After my first and second degrees in computer science, I thought I will not encounter any mathematical subject. Although, I may have to pursue other higher degrees, however, it may not require intense calculations. I thought that MBA is one of those degrees that will have nothing to do with major computations. I have seen some minor computations in some courses like Corporate Financial Accounting. They are mainly additions and subtractions. The introduction of probability in one of our courses – Data Analytics, broke my heart. Some may argue that it is not mathematics, but the definition will explain better.

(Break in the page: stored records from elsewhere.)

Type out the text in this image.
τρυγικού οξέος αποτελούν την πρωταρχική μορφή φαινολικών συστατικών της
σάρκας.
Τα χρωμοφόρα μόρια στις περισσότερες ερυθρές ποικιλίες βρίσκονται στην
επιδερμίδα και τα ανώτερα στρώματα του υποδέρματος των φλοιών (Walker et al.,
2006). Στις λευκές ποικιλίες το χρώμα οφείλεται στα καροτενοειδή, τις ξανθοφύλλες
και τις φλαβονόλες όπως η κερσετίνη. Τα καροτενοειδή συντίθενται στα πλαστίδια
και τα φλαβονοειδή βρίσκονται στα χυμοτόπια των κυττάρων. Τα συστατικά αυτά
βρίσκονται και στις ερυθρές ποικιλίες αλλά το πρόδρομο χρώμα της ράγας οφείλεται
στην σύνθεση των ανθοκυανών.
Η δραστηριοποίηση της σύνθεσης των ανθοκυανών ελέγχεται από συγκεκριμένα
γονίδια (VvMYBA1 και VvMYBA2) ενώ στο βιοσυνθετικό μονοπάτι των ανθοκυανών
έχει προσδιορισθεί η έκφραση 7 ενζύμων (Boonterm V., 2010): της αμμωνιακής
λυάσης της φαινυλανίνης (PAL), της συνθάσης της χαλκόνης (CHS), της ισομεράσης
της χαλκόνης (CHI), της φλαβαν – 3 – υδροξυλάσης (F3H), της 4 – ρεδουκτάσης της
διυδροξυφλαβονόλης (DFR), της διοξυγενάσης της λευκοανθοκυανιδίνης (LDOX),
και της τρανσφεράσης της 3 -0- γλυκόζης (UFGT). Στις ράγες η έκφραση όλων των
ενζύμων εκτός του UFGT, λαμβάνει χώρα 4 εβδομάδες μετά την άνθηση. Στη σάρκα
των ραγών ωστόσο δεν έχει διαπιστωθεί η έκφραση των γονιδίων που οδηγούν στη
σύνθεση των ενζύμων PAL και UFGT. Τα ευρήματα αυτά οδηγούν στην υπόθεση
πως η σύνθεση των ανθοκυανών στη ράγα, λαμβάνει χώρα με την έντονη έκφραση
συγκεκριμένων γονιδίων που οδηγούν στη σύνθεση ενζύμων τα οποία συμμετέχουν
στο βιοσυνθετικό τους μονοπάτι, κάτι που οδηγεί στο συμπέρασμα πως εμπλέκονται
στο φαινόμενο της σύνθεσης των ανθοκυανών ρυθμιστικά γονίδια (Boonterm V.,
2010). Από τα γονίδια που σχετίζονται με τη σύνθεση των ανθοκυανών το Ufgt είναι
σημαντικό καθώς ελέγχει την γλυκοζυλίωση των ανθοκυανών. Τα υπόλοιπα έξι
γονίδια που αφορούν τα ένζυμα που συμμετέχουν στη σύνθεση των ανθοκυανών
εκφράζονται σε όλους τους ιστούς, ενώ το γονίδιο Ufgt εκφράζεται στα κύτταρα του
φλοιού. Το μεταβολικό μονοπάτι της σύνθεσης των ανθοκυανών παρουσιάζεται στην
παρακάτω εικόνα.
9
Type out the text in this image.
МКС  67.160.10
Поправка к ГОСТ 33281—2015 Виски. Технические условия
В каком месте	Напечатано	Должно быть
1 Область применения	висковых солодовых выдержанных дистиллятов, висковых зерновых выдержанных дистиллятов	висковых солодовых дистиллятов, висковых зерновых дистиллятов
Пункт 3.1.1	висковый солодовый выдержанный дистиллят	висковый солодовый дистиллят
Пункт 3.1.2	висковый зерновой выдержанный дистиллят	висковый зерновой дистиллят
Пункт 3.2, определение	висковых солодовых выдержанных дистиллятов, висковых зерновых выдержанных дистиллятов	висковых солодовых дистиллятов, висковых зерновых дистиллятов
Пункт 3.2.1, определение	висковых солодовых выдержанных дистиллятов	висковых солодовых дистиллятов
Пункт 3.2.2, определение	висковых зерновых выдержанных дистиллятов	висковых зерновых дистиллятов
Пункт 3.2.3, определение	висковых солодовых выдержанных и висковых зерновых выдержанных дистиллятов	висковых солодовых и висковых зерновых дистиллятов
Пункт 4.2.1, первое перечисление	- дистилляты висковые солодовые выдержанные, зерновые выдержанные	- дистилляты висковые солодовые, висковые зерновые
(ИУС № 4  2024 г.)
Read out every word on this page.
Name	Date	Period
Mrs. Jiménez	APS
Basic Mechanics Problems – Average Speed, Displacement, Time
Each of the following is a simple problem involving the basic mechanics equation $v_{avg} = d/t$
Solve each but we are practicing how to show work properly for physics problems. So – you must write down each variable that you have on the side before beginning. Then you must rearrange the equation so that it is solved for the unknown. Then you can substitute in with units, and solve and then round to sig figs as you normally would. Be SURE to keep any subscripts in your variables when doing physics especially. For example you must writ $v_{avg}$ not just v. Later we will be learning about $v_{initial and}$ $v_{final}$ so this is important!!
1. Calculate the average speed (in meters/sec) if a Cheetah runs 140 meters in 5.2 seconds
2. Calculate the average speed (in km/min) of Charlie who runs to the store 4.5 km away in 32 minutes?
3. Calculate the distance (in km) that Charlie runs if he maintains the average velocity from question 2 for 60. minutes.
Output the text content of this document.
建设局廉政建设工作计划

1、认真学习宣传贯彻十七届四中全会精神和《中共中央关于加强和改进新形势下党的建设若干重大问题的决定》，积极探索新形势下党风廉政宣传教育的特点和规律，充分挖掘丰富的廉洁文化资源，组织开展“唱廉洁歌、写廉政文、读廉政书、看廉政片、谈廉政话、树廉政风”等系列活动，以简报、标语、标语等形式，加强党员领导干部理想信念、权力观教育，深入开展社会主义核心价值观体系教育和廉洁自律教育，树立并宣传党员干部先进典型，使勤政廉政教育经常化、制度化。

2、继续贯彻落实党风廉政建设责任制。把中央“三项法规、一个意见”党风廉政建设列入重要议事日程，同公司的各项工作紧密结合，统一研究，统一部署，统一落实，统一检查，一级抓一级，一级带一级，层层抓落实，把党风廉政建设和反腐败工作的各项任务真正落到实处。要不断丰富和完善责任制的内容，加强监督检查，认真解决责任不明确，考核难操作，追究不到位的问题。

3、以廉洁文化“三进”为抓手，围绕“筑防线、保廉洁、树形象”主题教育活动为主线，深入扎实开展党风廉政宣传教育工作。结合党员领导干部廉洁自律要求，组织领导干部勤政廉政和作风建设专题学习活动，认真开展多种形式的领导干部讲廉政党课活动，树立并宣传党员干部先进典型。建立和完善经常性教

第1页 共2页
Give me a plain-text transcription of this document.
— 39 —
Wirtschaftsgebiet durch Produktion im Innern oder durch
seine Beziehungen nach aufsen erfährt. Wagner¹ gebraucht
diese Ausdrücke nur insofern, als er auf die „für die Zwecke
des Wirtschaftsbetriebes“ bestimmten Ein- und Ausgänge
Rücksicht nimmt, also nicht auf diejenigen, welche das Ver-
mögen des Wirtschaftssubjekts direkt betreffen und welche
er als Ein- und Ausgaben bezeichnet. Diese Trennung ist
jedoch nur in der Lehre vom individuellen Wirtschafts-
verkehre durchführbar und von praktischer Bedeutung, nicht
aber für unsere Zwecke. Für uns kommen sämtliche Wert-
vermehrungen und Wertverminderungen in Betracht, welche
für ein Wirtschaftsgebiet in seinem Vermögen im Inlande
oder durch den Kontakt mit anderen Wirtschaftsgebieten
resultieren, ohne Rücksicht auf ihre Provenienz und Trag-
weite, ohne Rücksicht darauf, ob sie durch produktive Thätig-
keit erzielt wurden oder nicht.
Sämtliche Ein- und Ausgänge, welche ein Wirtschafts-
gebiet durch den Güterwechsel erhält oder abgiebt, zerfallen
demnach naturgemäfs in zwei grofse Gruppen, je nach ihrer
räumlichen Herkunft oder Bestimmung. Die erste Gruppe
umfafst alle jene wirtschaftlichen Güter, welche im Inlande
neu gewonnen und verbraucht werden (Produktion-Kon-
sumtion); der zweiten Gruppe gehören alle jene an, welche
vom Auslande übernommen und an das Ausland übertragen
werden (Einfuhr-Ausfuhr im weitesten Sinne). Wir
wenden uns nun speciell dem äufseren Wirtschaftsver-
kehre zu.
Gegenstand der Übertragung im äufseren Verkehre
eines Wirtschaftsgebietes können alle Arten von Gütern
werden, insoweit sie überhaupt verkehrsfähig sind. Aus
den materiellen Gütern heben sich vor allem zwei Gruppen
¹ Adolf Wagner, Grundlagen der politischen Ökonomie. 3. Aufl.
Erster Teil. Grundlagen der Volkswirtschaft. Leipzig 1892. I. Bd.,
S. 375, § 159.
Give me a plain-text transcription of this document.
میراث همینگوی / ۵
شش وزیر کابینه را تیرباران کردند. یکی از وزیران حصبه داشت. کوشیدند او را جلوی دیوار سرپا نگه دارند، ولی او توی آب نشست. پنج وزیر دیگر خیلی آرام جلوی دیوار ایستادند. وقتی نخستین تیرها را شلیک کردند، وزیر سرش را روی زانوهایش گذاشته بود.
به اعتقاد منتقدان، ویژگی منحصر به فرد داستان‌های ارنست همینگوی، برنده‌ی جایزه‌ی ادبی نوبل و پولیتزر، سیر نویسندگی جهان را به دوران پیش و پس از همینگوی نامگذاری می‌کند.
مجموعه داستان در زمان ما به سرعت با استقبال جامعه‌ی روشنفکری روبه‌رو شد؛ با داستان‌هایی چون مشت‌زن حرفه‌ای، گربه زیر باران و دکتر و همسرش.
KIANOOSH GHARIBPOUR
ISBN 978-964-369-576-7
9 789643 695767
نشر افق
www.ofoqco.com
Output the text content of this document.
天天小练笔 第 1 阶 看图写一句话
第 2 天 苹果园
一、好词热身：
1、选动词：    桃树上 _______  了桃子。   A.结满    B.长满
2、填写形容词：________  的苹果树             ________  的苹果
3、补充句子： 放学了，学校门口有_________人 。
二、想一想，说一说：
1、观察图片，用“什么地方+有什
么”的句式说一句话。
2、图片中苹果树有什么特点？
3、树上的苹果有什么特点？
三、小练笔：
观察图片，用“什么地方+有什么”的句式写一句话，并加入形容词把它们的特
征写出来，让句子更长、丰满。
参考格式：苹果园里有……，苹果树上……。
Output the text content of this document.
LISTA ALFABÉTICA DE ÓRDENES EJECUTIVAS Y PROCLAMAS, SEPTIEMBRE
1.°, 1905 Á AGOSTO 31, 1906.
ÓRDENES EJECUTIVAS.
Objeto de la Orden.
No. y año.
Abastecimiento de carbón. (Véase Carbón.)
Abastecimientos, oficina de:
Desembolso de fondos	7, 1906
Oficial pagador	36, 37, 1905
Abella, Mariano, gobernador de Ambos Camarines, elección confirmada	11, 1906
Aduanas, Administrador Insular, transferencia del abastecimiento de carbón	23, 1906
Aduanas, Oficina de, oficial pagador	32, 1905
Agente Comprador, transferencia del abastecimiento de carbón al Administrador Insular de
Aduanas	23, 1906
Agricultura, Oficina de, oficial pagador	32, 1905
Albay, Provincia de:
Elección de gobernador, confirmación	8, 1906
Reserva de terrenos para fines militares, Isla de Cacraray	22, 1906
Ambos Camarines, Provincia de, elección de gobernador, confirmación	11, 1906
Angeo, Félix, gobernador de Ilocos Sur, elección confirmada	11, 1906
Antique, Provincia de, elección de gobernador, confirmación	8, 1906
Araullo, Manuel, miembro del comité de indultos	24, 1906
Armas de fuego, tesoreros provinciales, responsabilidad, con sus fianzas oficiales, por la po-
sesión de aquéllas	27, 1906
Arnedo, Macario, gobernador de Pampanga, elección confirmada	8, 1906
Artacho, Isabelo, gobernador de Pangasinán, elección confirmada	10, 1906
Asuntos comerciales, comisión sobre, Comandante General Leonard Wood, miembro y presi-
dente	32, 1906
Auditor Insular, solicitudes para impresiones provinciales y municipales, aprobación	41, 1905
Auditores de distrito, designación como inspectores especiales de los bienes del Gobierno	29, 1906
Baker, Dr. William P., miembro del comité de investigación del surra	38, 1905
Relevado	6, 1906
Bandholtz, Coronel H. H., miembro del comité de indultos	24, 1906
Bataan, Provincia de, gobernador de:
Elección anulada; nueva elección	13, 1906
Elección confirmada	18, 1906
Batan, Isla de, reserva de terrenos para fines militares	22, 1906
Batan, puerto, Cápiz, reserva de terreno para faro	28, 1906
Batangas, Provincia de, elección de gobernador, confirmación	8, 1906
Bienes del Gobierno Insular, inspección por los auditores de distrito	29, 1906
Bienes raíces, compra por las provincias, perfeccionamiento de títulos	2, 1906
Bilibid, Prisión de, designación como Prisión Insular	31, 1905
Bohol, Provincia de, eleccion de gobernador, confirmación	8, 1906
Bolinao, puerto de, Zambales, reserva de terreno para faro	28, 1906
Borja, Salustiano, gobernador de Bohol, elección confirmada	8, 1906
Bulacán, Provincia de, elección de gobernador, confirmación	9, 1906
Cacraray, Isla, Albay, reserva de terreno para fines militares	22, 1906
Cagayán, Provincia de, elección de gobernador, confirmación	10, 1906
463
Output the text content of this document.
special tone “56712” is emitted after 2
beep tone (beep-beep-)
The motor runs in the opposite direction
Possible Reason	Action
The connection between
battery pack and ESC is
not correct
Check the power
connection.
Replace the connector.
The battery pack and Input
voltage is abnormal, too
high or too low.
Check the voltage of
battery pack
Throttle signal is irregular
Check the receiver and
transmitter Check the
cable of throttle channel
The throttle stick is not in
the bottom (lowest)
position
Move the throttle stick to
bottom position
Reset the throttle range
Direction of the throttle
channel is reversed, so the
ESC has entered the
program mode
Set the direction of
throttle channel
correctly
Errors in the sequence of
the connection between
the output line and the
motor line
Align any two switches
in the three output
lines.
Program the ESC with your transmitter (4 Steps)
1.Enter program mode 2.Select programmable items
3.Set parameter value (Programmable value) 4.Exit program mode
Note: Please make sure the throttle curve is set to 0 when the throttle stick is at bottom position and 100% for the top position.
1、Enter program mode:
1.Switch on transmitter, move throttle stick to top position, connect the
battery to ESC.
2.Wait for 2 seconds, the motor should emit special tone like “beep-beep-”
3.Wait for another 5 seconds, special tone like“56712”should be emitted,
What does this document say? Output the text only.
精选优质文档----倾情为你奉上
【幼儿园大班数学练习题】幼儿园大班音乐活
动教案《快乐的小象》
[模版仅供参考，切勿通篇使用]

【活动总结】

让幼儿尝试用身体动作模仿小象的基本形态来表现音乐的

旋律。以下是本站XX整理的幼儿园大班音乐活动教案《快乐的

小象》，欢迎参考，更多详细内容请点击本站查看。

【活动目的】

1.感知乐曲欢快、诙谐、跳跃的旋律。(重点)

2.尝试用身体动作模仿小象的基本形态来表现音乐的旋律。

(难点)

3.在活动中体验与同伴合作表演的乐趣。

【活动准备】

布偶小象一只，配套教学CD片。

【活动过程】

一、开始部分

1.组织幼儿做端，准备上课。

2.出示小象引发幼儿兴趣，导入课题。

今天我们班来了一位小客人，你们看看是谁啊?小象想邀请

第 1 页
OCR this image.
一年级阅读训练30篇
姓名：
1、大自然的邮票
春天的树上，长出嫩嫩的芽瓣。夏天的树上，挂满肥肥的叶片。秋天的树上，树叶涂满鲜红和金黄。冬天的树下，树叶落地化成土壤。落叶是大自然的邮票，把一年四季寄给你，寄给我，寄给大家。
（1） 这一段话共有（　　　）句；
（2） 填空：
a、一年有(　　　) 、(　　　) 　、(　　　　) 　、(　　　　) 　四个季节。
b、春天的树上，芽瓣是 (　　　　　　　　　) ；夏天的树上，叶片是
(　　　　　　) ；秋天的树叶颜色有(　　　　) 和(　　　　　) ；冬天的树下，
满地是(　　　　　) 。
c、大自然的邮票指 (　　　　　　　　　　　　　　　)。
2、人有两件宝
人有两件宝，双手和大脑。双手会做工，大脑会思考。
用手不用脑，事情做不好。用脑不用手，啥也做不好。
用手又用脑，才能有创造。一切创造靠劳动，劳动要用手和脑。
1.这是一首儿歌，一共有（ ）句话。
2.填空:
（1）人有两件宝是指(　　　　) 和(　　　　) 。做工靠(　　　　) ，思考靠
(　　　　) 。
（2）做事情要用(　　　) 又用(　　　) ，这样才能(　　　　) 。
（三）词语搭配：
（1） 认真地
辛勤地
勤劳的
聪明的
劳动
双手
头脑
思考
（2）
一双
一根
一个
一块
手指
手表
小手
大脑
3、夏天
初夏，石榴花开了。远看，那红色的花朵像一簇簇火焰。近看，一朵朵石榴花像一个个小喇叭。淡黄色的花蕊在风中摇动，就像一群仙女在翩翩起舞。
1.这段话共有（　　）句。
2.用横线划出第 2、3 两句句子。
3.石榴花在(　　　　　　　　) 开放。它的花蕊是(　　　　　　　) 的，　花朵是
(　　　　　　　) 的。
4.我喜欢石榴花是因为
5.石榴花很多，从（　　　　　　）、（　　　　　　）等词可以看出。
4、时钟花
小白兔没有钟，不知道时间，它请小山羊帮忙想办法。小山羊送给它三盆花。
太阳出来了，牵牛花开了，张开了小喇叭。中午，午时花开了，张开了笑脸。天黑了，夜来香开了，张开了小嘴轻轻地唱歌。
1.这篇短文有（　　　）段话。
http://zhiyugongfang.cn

**Definition of Probability**

Probability is the branch of mathematics that gives a numerical representation of how likely an event will occur. We apply the concept of probability in our daily activity, especially in decision making, and try to know the possibility of the occurrence of an event by considering possible outcomes. A typical example is the popular ludo game. This is a classical example of probability. When you roll a dice, there is the possibility of getting the numbers 1 to 6, since a dice is a cube with the six sides labelled 1 to 6.

Before we go further, I would like to explain some basic terms in probability.

An **experiment** is a planned operation carried out under controlled conditions.

Examples of experiments with respect to probability are: Flipping one fair coin twice and throwing dice.

The **sample space** of an experiment is the set of all possible outcomes.

A result of an experiment is called an **outcome**. The **outcome** of flipping a fair coin is a tail or head, while the **outcome** of throwing dice is 1,2 3,…6

An event is a particular result or set of results amongst the possibilities in the sample space: For example, obtaining 3 from a die or betting a tail in flipping an affair coin is an event.

**How is probability assigned?**

There are three ways of assigning a probability to an event. They are:

- The Classical Method
- Relative Frequency
- Subjective method.

For now, I will focus more on the classical method.

The classical approach is based on equal likely events. Going by the example of throwing a dice. There are six possible outcomes, and each of these outcomes has an equal likelihood to occur. That means that getting a 1 is equal to the possibility of getting a 2, 3, 4,5 or 6.

Therefore, the formula for the probability of an event equals:

(The number of favourable outcomes) / (the total number of favourable outcomes)

This implies when I throw a dice. The probability of getting a 2 is 1/6.

to explain this, when dice are through, there is only 1 possibility of having the number 2. This is because there is only a single occurrence of 2 in the numbers between 1 and 6.

In this same experiment of throwing a dice, there are 6 possible outcomes which are 1 to 6.

Probability is very important in decision making. Good knowledge of probability enables the manager to analyze the possible options or outcomes in an event, evaluate their risk and make a good prediction

#MMBA 3